I expected to see this happen: a Some
value, as the documentation currently states "If the named environment variable is present at compile time, this will expand into an expression of type Option<&'static str>
whose value is Some
of the value of the environment variable".
Instead, this happened: The program outputted:
[code.rs:2:2] option_env!("NON_UNICODE_ENV_VAR") = None
Currently, the documentation doesn't consider the possibility of a non-Unicode environment variable value (as only Unicode values can be expressed as a &'static str), and the implementation emits None
, the same as for a non-existent environment variable.

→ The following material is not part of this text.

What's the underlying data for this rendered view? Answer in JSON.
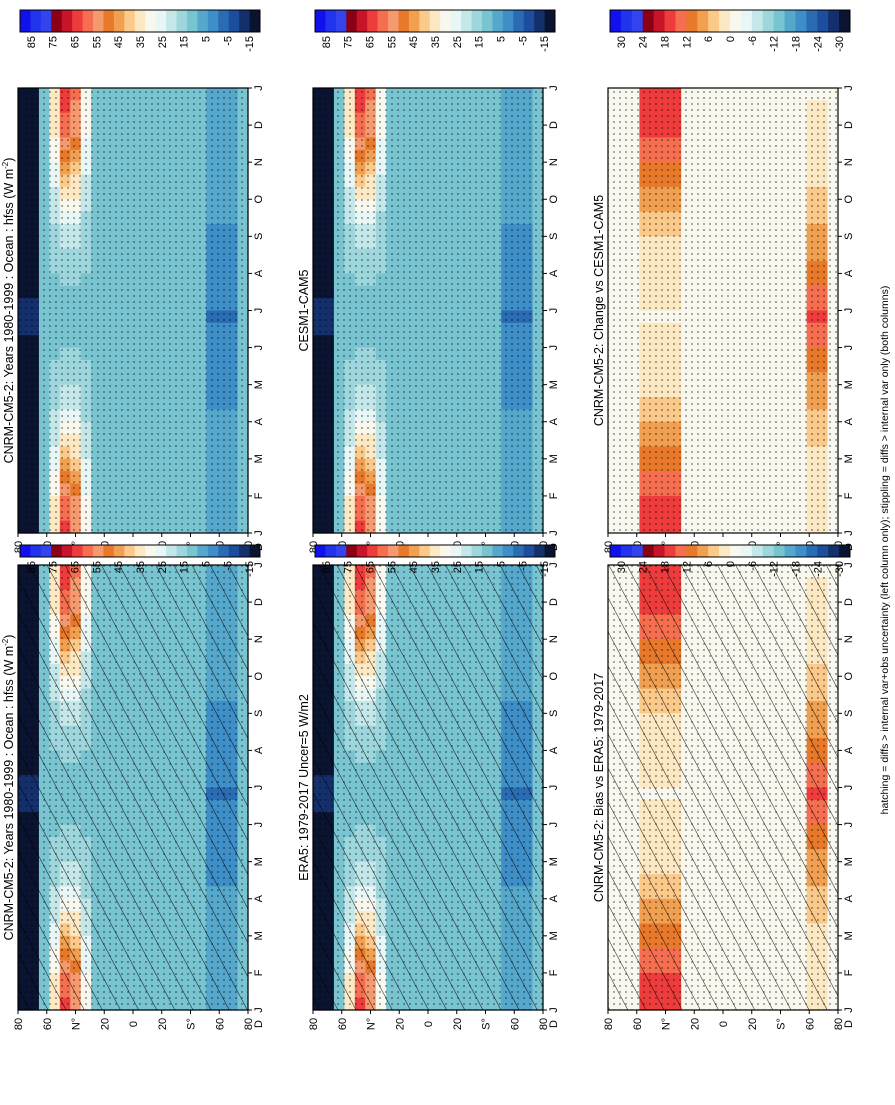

There are three possibilities that I can think of:
- The current behaviour is a bug, and a compilation error should be emitted as it isn't possibly to represent a non-Unicode value as a
&'static str
, and the documentation should also be updated to reflect this. Note that this would be a breaking change to the compiler itself, but would be allowed as it would be a bugfix. - The current behaviour is not a bug, and the documentation should be updated to reflect the current behaviour.
- Same as 2, but the behaviour is unexpected enough to warrant a warn/deny-by-default lint.
Personally, I believe 1 to be the case, as the current behaviour is unexpected and leads to code patterns like let was_defined_at_compile_time = option_env!("VAR").is_some()
silently returning incorrect results. There doesn't seem to be a "correct" value to return, as None
is already taken by "does not exist" and Some(&str)
cannot represent a non-Unicode value. It seems unlikely anyone is relying on the current behaviour given Rust's very UTF-8 everywhere design, the fact the same result can be achieved much more easily by just not setting the environment variable, and the platform-specific nature of what non-Unicode values can exist (Windows UTF-16 unpaired surrogates vs. Unix invalid UTF-8 bytes). It therefore seems to be more likely to occur when someone has mistyped something in their shell or due to data corruption, which the current output would make rather confusing to track down (as it would seem to say the variable was missing, rather than set incorrectly).
Meta
rustc --version --verbose
:
commit-hash: 07dca489ac2d933c78d3c5158e3f43beefeb02ce
commit-date: 2024-02-04
host: x86_64-unknown-linux-gnu
release: 1.76.0
LLVM version: 17.0.6
I believe the decision of what to do is down to libs-api, so
@rustbot label +T-libs-api